The idea of the Lord providing “daily bread” brings to mind the manna (or bread from heaven) that the Lord miraculously provided to the children of Israel for 40 years during the wilderness wanderings (Exodus 16:35).The manna was not only miraculous provision, but it was also provided daily, with the exception of the Sabbath (Exodus 16:26). A double-portion was to be collected the day before the Sabbath. Think about that. What a picture of dependence upon the Lord!
And so by instructing us to pray for our daily bread, the Lord Jesus is clearly teaching us that we too are dependent upon God, even for our daily needs. If truth be told, everyone is still just as dependent upon God for their daily needs as those Israelites were during those 40 years in the desert, and in our prayers we should acknowledge that dependence.

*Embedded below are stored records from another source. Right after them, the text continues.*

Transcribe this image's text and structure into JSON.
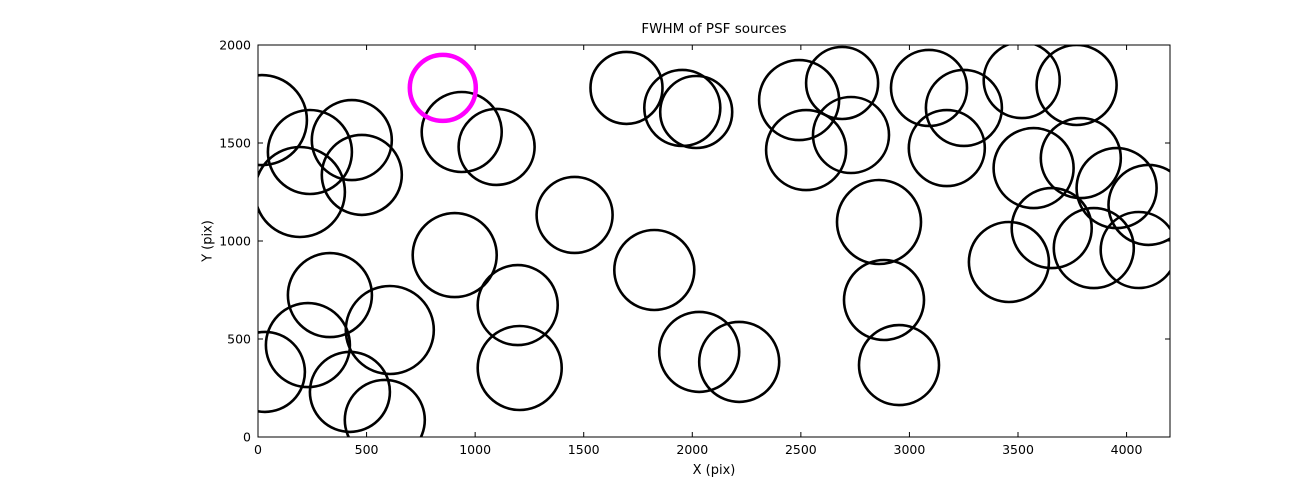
{
  "figure": {
    "title": "FWHM of PSF sources",
    "xlabel": "X (pix)",
    "ylabel": "Y (pix)"
  },
  "colors": {
    "background": "#ffffff",
    "axis": "#000000",
    "source_stroke": "#000000",
    "highlight_stroke": "#ff00ff"
  },
  "chart_data": {
    "type": "scatter",
    "title": "FWHM of PSF sources",
    "xlabel": "X (pix)",
    "ylabel": "Y (pix)",
    "xlim": [
      0,
      4200
    ],
    "ylim": [
      0,
      2000
    ],
    "x_ticks": [
      0,
      500,
      1000,
      1500,
      2000,
      2500,
      3000,
      3500,
      4000
    ],
    "y_ticks": [
      0,
      500,
      1000,
      1500,
      2000
    ],
    "grid": false,
    "legend": "none",
    "marker": "open-circle",
    "note": "Each point is [x_pix, y_pix, marker_radius_px]; open circles mark PSF sources, one source highlighted in magenta",
    "series": [
      {
        "name": "psf_sources",
        "color": "#000000",
        "stroke_width": 2.6,
        "points": [
          [
            18,
            1617,
            45
          ],
          [
            239,
            1454,
            42
          ],
          [
            432,
            1515,
            40
          ],
          [
            193,
            1250,
            45
          ],
          [
            478,
            1337,
            40
          ],
          [
            938,
            1556,
            40
          ],
          [
            1099,
            1480,
            38
          ],
          [
            1697,
            1781,
            36
          ],
          [
            1954,
            1679,
            38
          ],
          [
            2018,
            1658,
            36
          ],
          [
            2492,
            1719,
            40
          ],
          [
            2690,
            1806,
            36
          ],
          [
            2524,
            1464,
            40
          ],
          [
            2731,
            1541,
            38
          ],
          [
            3090,
            1781,
            38
          ],
          [
            3251,
            1679,
            38
          ],
          [
            3517,
            1821,
            38
          ],
          [
            3770,
            1796,
            40
          ],
          [
            3172,
            1474,
            38
          ],
          [
            3572,
            1372,
            40
          ],
          [
            3789,
            1423,
            40
          ],
          [
            3954,
            1270,
            40
          ],
          [
            4101,
            1184,
            40
          ],
          [
            3655,
            1066,
            40
          ],
          [
            3458,
            893,
            40
          ],
          [
            3849,
            964,
            40
          ],
          [
            4056,
            954,
            38
          ],
          [
            1458,
            1133,
            38
          ],
          [
            906,
            928,
            42
          ],
          [
            1825,
            852,
            40
          ],
          [
            1196,
            673,
            40
          ],
          [
            1205,
            352,
            42
          ],
          [
            2032,
            434,
            40
          ],
          [
            2216,
            383,
            40
          ],
          [
            331,
            724,
            42
          ],
          [
            230,
            469,
            42
          ],
          [
            607,
            546,
            44
          ],
          [
            32,
            332,
            40
          ],
          [
            423,
            230,
            40
          ],
          [
            584,
            87,
            40
          ],
          [
            2860,
            1097,
            42
          ],
          [
            2883,
            699,
            40
          ],
          [
            2952,
            367,
            40
          ]
        ]
      },
      {
        "name": "highlighted_source",
        "color": "#ff00ff",
        "stroke_width": 4.5,
        "points": [
          [
            851,
            1781,
            33
          ]
        ]
      }
    ]
  }
}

It is all too easy to overlook this simple truth. When things are going well, and you are living comfortably, it is easy to forget that all that you have is a gift of God. No matter how hard you may work, no matter how successful you may be, at the end of the day, you are still utterly and completely dependent upon God for everything. But do you pray that way?
Likewise, even when things are not going so well, even when you have no earthly idea how you are going to make ends meet, it is surprisingly easy to forget that you are entirely dependent upon God to meet your needs. You might think that being in need would make it much easier to acknowledge one’s dependence upon God, but how many of us in those situations fail to pray, or treat prayer as a last resort? It is not without reason that the Scripture says, “ye have not, because ye ask not” (James 4:2, KJV).
And notice that there is nothing inherently “unspiritual” (whatever that means) about praying for your daily needs. The Lord’s Prayer is a model prayer, given to us so that we might better understand how to pray, and one of the main things that we are taught to pray is for our “daily bread.” To be sure, it is not the first thing or the top priority on the list (that is that the Lord’s name would be “hallowed” or revered – Matthew 6:9), but it is certainly included.
So let us learn to pray for our daily bread, and may we be quick to give thanks to the Lord for providing for our daily needs, whether we have a little or a lot.